Find the volume of the solid from the graph of the equation below.
$$2\sqrt {xy} $$
and above the square with the vertices (1,1) (1,2) (2,2) (2,1)
$$A = \{(x,y): 1 \le x \le 2 , 1 \le y \le 2\}$$ On double integrating the above equation we get the integral as below, I've chosen the strips/arrow parallel to x-axis.
$$\int_1^2\int_1^2(2\sqrt{xy}) dxdy $$
Could anyone please tell me if the integral has been set up correctly?
[NOTE: I'm supposed to use double integrals only]

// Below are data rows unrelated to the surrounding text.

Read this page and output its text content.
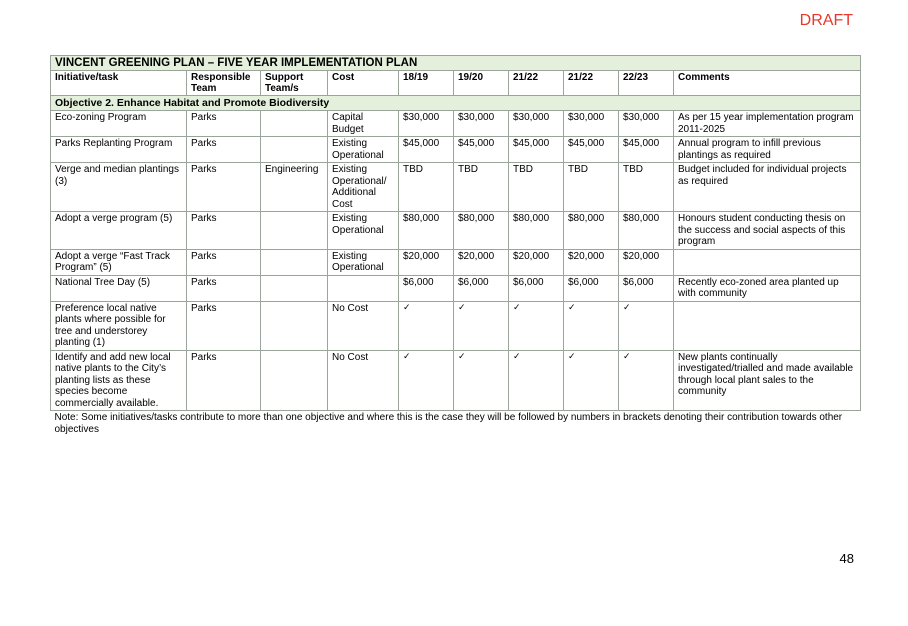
DRAFT
VINCENT GREENING PLAN – FIVE YEAR IMPLEMENTATION PLAN									
Initiative/task	Responsible Team	Support Team/s	Cost	18/19	19/20	21/22	21/22	22/23	Comments
Objective 2. Enhance Habitat and Promote Biodiversity									
Eco-zoning Program	Parks		Capital Budget	$30,000	$30,000	$30,000	$30,000	$30,000	As per 15 year implementation program 2011-2025
Parks Replanting Program	Parks		Existing Operational	$45,000	$45,000	$45,000	$45,000	$45,000	Annual program to infill previous plantings as required
Verge and median plantings (3)	Parks	Engineering	Existing Operational/ Additional Cost	TBD	TBD	TBD	TBD	TBD	Budget included for individual projects as required
Adopt a verge program (5)	Parks		Existing Operational	$80,000	$80,000	$80,000	$80,000	$80,000	Honours student conducting thesis on the success and social aspects of this program
Adopt a verge “Fast Track Program” (5)	Parks		Existing Operational	$20,000	$20,000	$20,000	$20,000	$20,000	
National Tree Day (5)	Parks			$6,000	$6,000	$6,000	$6,000	$6,000	Recently eco-zoned area planted up with community
Preference local native plants where possible for tree and understorey planting (1)	Parks		No Cost	✓	✓	✓	✓	✓	
Identify and add new local native plants to the City’s planting lists as these species become commercially available.	Parks		No Cost	✓	✓	✓	✓	✓	New plants continually investigated/trialled and made available through local plant sales to the community
Note: Some initiatives/tasks contribute to more than one objective and where this is the case they will be followed by numbers in brackets denoting their contribution towards other objectives									
48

$\int_1^2\int_1^2(2\sqrt{xy}) dxdy\\ \int_1^2\int_1^2(2\sqrt{x}\sqrt {y}) dxdy$
I am breaking up the radical because when we integrate with respect to $x, y$ will be treated as a constant.

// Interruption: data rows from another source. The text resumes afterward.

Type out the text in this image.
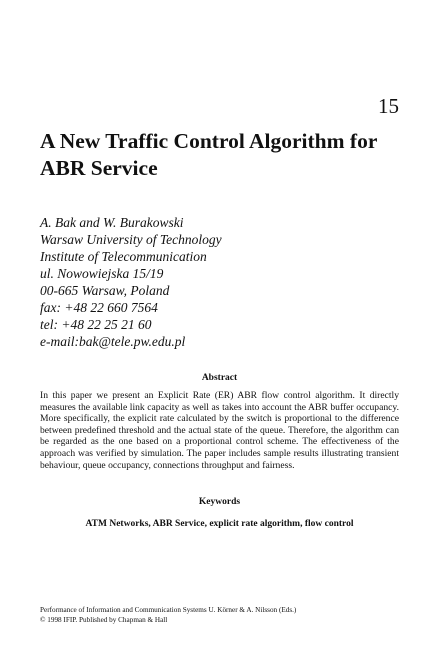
15
A New Traffic Control Algorithm for ABR Service
A. Bak and W. Burakowski
Warsaw University of Technology
Institute of Telecommunication
ul. Nowowiejska 15/19
00-665 Warsaw, Poland
fax: +48 22 660 7564
tel: +48 22 25 21 60
e-mail:bak@tele.pw.edu.pl
Abstract

In this paper we present an Explicit Rate (ER) ABR flow control algorithm. It directly measures the available link capacity as well as takes into account the ABR buffer occupancy. More specifically, the explicit rate calculated by the switch is proportional to the difference between predefined threshold and the actual state of the queue. Therefore, the algorithm can be regarded as the one based on a proportional control scheme. The effectiveness of the approach was verified by simulation. The paper includes sample results illustrating transient behaviour, queue occupancy, connections throughput and fairness.

Keywords
ATM Networks, ABR Service, explicit rate algorithm, flow control
Performance of Information and Communication Systems U. Körner & A. Nilsson (Eds.)
© 1998 IFIP. Published by Chapman & Hall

$ \int_1^2(2 (\frac23)(x)^\frac 32\sqrt {y})|_1^2dy\\ \int_1^2 (\frac43)(2^\frac 32 - 1)\sqrt {y} \ dy\\ $
And now you have your old friend single variable calculus.

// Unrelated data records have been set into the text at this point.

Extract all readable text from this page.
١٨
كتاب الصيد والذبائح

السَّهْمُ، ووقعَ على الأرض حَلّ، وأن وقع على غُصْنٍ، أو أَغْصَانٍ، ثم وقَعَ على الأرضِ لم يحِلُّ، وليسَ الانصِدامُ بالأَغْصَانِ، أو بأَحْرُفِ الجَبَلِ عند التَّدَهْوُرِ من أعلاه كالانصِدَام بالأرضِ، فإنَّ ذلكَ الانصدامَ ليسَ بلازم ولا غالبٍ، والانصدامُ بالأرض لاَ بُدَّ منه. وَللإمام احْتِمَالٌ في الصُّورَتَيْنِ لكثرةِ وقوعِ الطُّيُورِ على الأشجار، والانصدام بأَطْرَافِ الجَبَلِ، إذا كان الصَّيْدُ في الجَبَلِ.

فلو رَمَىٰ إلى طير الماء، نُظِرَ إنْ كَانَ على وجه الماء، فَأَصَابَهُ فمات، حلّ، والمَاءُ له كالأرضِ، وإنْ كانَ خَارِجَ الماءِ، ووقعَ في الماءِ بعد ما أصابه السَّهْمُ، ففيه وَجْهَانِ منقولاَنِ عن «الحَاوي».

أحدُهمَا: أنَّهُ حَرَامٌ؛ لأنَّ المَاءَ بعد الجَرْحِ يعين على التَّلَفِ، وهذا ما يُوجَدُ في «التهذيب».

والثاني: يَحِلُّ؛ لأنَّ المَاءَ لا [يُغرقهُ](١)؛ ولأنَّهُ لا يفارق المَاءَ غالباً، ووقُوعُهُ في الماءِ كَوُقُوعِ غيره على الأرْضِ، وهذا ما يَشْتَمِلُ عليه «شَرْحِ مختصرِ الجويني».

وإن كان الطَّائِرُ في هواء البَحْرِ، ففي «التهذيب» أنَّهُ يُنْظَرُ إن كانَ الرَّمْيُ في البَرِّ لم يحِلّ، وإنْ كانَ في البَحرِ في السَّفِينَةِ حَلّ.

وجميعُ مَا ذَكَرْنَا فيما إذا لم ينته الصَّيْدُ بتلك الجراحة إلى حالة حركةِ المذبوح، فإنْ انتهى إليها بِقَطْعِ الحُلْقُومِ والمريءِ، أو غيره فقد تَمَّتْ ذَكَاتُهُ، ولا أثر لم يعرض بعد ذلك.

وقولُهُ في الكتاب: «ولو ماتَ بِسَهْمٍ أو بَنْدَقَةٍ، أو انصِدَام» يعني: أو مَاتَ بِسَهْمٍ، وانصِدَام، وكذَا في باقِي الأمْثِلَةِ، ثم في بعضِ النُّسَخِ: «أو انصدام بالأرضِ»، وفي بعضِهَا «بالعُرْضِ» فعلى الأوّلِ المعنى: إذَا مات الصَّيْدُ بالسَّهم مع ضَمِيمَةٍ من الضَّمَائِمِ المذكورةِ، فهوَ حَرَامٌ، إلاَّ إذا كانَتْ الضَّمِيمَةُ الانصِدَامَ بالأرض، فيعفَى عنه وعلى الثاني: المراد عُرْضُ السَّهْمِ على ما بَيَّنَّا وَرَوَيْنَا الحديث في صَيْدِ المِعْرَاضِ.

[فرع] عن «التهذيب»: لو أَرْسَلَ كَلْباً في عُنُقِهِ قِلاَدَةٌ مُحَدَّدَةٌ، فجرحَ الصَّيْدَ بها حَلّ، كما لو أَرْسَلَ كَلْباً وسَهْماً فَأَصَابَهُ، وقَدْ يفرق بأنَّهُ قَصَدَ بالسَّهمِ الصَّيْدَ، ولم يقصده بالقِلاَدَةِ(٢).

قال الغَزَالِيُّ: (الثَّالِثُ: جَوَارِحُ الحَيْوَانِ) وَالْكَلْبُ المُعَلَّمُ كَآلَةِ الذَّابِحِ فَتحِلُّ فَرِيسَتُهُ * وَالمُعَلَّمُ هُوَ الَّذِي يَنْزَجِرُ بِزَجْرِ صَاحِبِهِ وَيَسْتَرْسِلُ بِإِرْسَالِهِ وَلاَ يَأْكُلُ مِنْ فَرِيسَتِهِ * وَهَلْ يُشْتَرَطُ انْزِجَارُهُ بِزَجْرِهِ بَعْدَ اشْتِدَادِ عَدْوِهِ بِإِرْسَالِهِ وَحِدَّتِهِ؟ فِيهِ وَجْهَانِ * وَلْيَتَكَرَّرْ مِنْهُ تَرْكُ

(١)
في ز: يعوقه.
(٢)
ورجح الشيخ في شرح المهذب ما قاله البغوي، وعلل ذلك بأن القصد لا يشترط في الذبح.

Since your region for y does not depend on your region for $x,$ it would be permisslbe to do this.
$2(\int_1^2\sqrt y\ dy)(\int_1^2\sqrt{x}\ dx)\\ 2(\int_1^2\sqrt{x}\ dx)^2 $
But until you understand why that works, I don't suggest you get in the habbit of doing that.